Something gray descended in droplets, and the sun fought itself partly free once more.

It was rain, pure and simple. He had never seen rain, pure and simple, before. So he lit a cigarette and watched it fall.

It came down with only an occasional rumbling, and nothing else accompanied it. The sky was still a bluish color beyond the bands of black.

It fell all about him. It ran down the frame to his left. A random gust of wind blew some droplets into his face, and he realized that they were water, nothing more. Puddles formed on the ground outside. He tossed a chunk of wood into one and saw it splash and float. From somewhere high up inside the barn he heard the sound of birds. He smelled the sick-sweet smell of decaying straw. Off in the shadows to his right he saw a rusted threshing machine. Some feathers drifted down about him, and he caught one in his hand and studied it.
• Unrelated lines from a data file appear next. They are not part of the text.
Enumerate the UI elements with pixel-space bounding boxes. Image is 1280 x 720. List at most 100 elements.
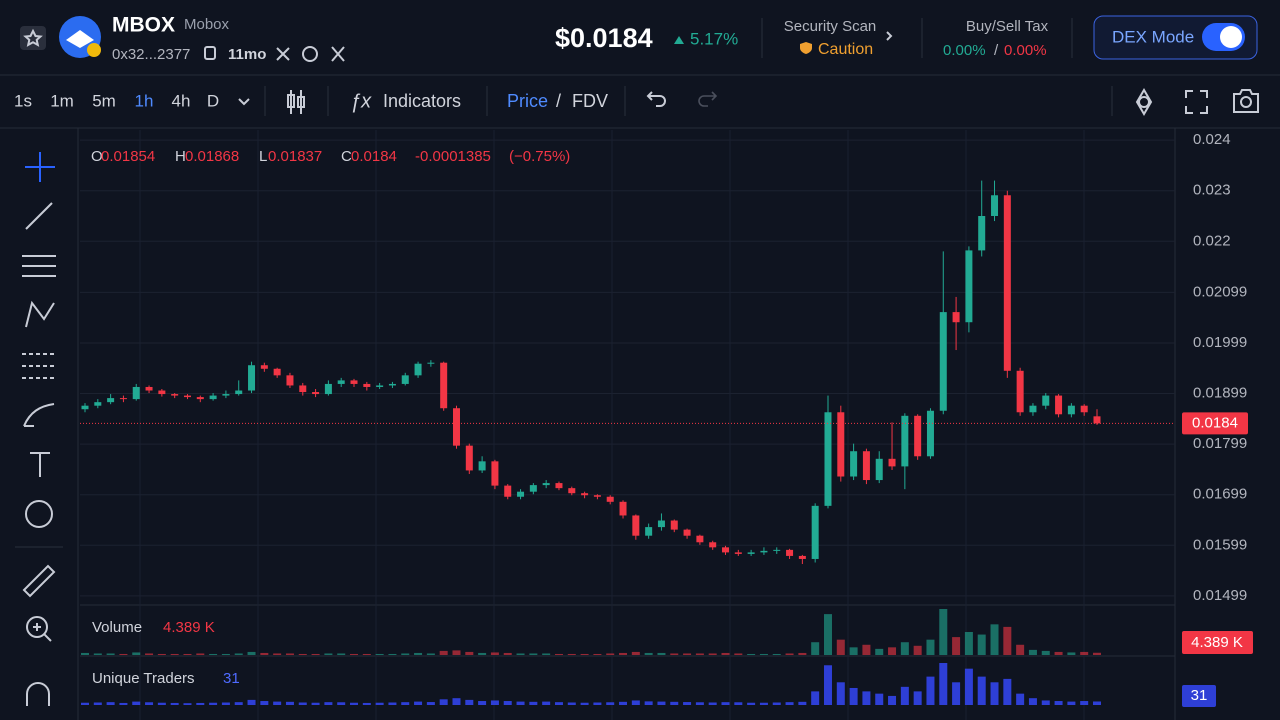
traders-bar bbox=[1041, 700, 1050, 705]
volume-bar bbox=[734, 653, 743, 655]
ruler-tool[interactable] bbox=[22, 564, 56, 598]
volume-bar bbox=[1016, 644, 1025, 655]
volume-bar bbox=[132, 652, 141, 655]
interval-button[interactable]: 4h bbox=[172, 91, 191, 110]
candle-body bbox=[952, 312, 960, 323]
interval-button[interactable]: 1h bbox=[135, 91, 154, 110]
volume-bar bbox=[311, 653, 320, 655]
legend-change: -0.0001385 bbox=[415, 148, 491, 165]
candle-body bbox=[581, 493, 589, 496]
fullscreen-icon[interactable] bbox=[1185, 90, 1208, 114]
traders-bar bbox=[1003, 678, 1012, 705]
traders-bar bbox=[836, 682, 845, 705]
volume-bar bbox=[388, 653, 397, 655]
pattern-tool[interactable] bbox=[25, 300, 55, 328]
traders-bar bbox=[503, 701, 512, 705]
traders-bar bbox=[145, 702, 154, 705]
candle-body bbox=[888, 458, 896, 467]
interval-dropdown[interactable] bbox=[238, 98, 250, 106]
interval-button[interactable]: 1m bbox=[50, 91, 74, 110]
interval-button[interactable]: D bbox=[207, 91, 219, 110]
volume-bar bbox=[234, 653, 243, 655]
candle-body bbox=[1016, 370, 1024, 413]
tool-icon[interactable] bbox=[276, 47, 290, 61]
volume-bar bbox=[1093, 652, 1101, 655]
security-status[interactable]: Caution bbox=[818, 41, 873, 58]
undo-icon[interactable] bbox=[646, 91, 666, 107]
candle-body bbox=[593, 495, 601, 497]
buy-tax: 0.00% bbox=[943, 42, 986, 59]
traders-bar bbox=[1016, 693, 1025, 705]
trendline-tool[interactable] bbox=[25, 202, 53, 230]
traders-bar bbox=[939, 663, 948, 705]
traders-bar bbox=[529, 701, 538, 705]
redo-icon[interactable] bbox=[698, 91, 718, 107]
traders-bar bbox=[1067, 701, 1076, 705]
traders-bar bbox=[81, 702, 89, 705]
fib-tool[interactable] bbox=[22, 255, 56, 277]
traders-bar bbox=[465, 699, 474, 705]
traders-bar bbox=[670, 701, 679, 705]
magnet-tool[interactable] bbox=[26, 682, 50, 706]
candle-body bbox=[722, 547, 730, 553]
favorite-button[interactable] bbox=[20, 26, 46, 50]
price-toggle[interactable]: Price bbox=[507, 91, 548, 111]
candle-body bbox=[1055, 395, 1063, 415]
volume-bar bbox=[606, 653, 615, 655]
interval-button[interactable]: 5m bbox=[92, 91, 116, 110]
projection-tool[interactable] bbox=[22, 353, 56, 379]
traders-bar bbox=[452, 698, 461, 705]
candle-body bbox=[734, 552, 742, 554]
legend-h: H bbox=[175, 148, 186, 165]
y-tick-label: 0.01799 bbox=[1193, 435, 1247, 452]
x-icon[interactable] bbox=[331, 46, 345, 62]
candle-body bbox=[145, 386, 153, 391]
copy-icon[interactable] bbox=[204, 46, 216, 60]
brush-tool[interactable] bbox=[23, 403, 55, 427]
traders-bar bbox=[234, 702, 243, 705]
indicators-button[interactable]: Indicators bbox=[383, 91, 461, 111]
fdv-toggle[interactable]: FDV bbox=[572, 91, 608, 111]
fx-icon[interactable]: ƒx bbox=[350, 90, 372, 112]
candle-body bbox=[337, 380, 345, 384]
candle-body bbox=[350, 380, 358, 384]
volume-bar bbox=[939, 609, 948, 655]
traders-bar bbox=[183, 703, 192, 705]
crosshair-tool[interactable] bbox=[25, 152, 55, 182]
candle-body bbox=[107, 398, 115, 403]
chart-type-icon[interactable] bbox=[287, 90, 305, 114]
candle-body bbox=[568, 488, 576, 494]
traders-axis-label bbox=[1182, 685, 1216, 707]
traders-bar bbox=[593, 702, 602, 705]
candle-body bbox=[798, 555, 806, 559]
website-icon[interactable] bbox=[302, 46, 318, 62]
text-tool[interactable] bbox=[30, 452, 50, 477]
legend-value: 0.01854 bbox=[101, 148, 155, 165]
interval-button[interactable]: 1s bbox=[14, 91, 32, 110]
traders-bar bbox=[1080, 701, 1089, 705]
volume-bar bbox=[708, 653, 717, 655]
y-tick-label: 0.023 bbox=[1193, 182, 1231, 199]
settings-icon[interactable] bbox=[1135, 88, 1153, 116]
address[interactable]: 0x32...2377 bbox=[112, 46, 190, 63]
zoom-tool[interactable] bbox=[26, 616, 48, 638]
traders-bar bbox=[132, 701, 141, 705]
candle-body bbox=[901, 415, 909, 467]
dex-mode-label[interactable]: DEX Mode bbox=[1112, 27, 1194, 46]
volume-bar bbox=[452, 650, 461, 655]
volume-bar bbox=[926, 639, 935, 655]
candle-body bbox=[683, 529, 691, 536]
legend-c: C bbox=[341, 148, 352, 165]
volume-bar bbox=[593, 653, 602, 655]
traders-bar bbox=[657, 701, 666, 705]
candle-body bbox=[491, 461, 499, 486]
security-label[interactable]: Security Scan bbox=[784, 18, 877, 35]
screenshot-icon[interactable] bbox=[1233, 89, 1259, 113]
volume-bar bbox=[836, 639, 845, 655]
volume-bar bbox=[811, 642, 820, 655]
emoji-tool[interactable] bbox=[25, 500, 53, 528]
candle-body bbox=[427, 362, 435, 364]
volume-bar bbox=[298, 653, 307, 655]
traders-axis-text: 31 bbox=[1191, 687, 1208, 704]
Light, dark, fluffy, ribbed. He'd never really looked at a feather before. It worked almost like a zipper, the way the individual branches clung to one another. He let it go, and the wind caught it, and it vanished somewhere toward his back. He looked out once more, and back along his trail. He could probably drive through what was coming down now. But he realized just how tired he was. He found a barrel and sat down on it and lit another cigarette.